MrPowers / quinn

pyspark methods to enhance developer productivity 📣 👯 🎉
https://mrpowers.github.io/quinn/
Apache License 2.0
597 stars 93 forks source link

Add decorators for functions #221

Open kunaljubce opened 3 months ago

kunaljubce commented 3 months ago

Proposed changes

Took another stab at #140, as an extension to #144.

Types of changes

What types of changes does your code introduce to quinn? Put an x in the boxes that apply

SemyonSinchenko commented 3 months ago

Is it a breaking change, isn't it? If so, I would suggest pushing it into 1.0, not main. In the same moment, we need to mark these functions as deprecated in the main and make a new release. @MrPowers what do you think?

kunaljubce commented 3 months ago

Is it a breaking change, isn't it? If so, I would suggest pushing it into 1.0, not main. In the same moment, we need to mark these functions as deprecated in the main and make a new release. @MrPowers what do you think?

Could be a potential breaking change, yes. Would like to discuss more on this. Let me move this to 1.0.

kunaljubce commented 3 months ago

I don't see a branch for 1.0. Did we create it? I remember seeing a label for 1.0, though.

kunaljubce commented 3 months ago

@SemyonSinchenko Also we are not exactly deprecating this functionality but evolving it to serve a better purpose, if I may say so 😆 Would a DeprecationWarning be apt for this?

I would think a better way would be to publish this change under a change log or something.

kunaljubce commented 3 months ago

Implementation details for validate_schema

So basically we are implementing a decorator factory here so that our function can be used both as a decorator as well as a callable function. In this implementation:

When validate_schema is called directly with a DataFrame, the validation logic gets executed by wrapping the DataFrame in a lambda function and immediately calling the decorator.

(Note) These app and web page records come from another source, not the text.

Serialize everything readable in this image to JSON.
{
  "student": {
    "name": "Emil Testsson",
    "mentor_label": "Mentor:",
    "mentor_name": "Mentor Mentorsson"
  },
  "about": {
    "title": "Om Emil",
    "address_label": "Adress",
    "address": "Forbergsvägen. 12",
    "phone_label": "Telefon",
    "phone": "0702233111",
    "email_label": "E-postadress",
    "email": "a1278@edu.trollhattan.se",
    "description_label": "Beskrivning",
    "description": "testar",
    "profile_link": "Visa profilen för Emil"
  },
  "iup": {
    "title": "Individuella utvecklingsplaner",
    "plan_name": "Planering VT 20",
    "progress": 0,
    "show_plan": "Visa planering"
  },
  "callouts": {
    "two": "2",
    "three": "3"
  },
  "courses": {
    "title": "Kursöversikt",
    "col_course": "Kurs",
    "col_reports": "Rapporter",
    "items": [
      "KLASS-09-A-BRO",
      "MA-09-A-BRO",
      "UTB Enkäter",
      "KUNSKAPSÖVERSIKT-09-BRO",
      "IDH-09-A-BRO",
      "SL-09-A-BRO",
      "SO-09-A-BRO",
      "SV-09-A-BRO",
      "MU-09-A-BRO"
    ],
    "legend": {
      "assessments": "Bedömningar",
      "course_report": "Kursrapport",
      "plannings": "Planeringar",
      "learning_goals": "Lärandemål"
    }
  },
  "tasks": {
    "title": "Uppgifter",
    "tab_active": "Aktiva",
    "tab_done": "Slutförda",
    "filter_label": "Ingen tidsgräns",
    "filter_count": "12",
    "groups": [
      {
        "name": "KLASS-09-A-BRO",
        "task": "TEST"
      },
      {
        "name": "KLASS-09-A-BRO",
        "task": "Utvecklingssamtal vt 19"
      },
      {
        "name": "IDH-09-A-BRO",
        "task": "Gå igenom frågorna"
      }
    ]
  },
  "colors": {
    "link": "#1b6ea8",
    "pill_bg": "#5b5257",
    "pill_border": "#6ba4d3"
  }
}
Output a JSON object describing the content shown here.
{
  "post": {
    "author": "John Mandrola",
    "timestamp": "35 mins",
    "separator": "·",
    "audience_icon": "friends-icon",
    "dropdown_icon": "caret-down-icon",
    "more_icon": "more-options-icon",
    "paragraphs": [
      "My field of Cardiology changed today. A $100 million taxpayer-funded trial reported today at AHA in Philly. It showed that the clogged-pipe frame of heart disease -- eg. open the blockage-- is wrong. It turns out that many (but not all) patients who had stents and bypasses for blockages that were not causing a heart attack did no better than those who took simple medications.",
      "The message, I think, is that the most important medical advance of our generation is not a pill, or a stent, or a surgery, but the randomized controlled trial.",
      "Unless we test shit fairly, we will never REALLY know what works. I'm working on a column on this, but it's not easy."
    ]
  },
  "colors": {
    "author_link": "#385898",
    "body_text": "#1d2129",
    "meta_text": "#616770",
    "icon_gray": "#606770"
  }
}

SemyonSinchenko commented 3 months ago

Hmm, maybe it would be better to leave a current function as is and create a new one? I don't know. @MrPowers @jeffbrennan, what do you think, guys?

jeffbrennan commented 3 months ago

I like the idea of having one function that uses the decorator if no dataframe is provided - we would need to keep the arguments consistent with the current validate_schema implementation though

kunaljubce commented 3 months ago

I like the idea of having one function that uses the decorator if no dataframe is provided - we would need to keep the arguments consistent with the current validate_schema implementation though

@jeffbrennan The only difference in the arguments is the absence of _df since this will be fetched from the base function on which the decorator is applied. The other two arguments required_schema and ignore_nullable are consistent across both scenarios. Is this what you are talking about or did I miss your point?

kunaljubce commented 3 months ago

Hmm, maybe it would be better to leave a current function as is and create a new one? I don't know. @MrPowers @jeffbrennan, what do you think, guys?

@SemyonSinchenko This was the case with #141. I agree with the discussion in there that two different functions achieving a similar objective, one being used as a callable and one being used as a decorator can be confusing to users. That, in fact, was my inspiration to take a fresh attempt at this problem.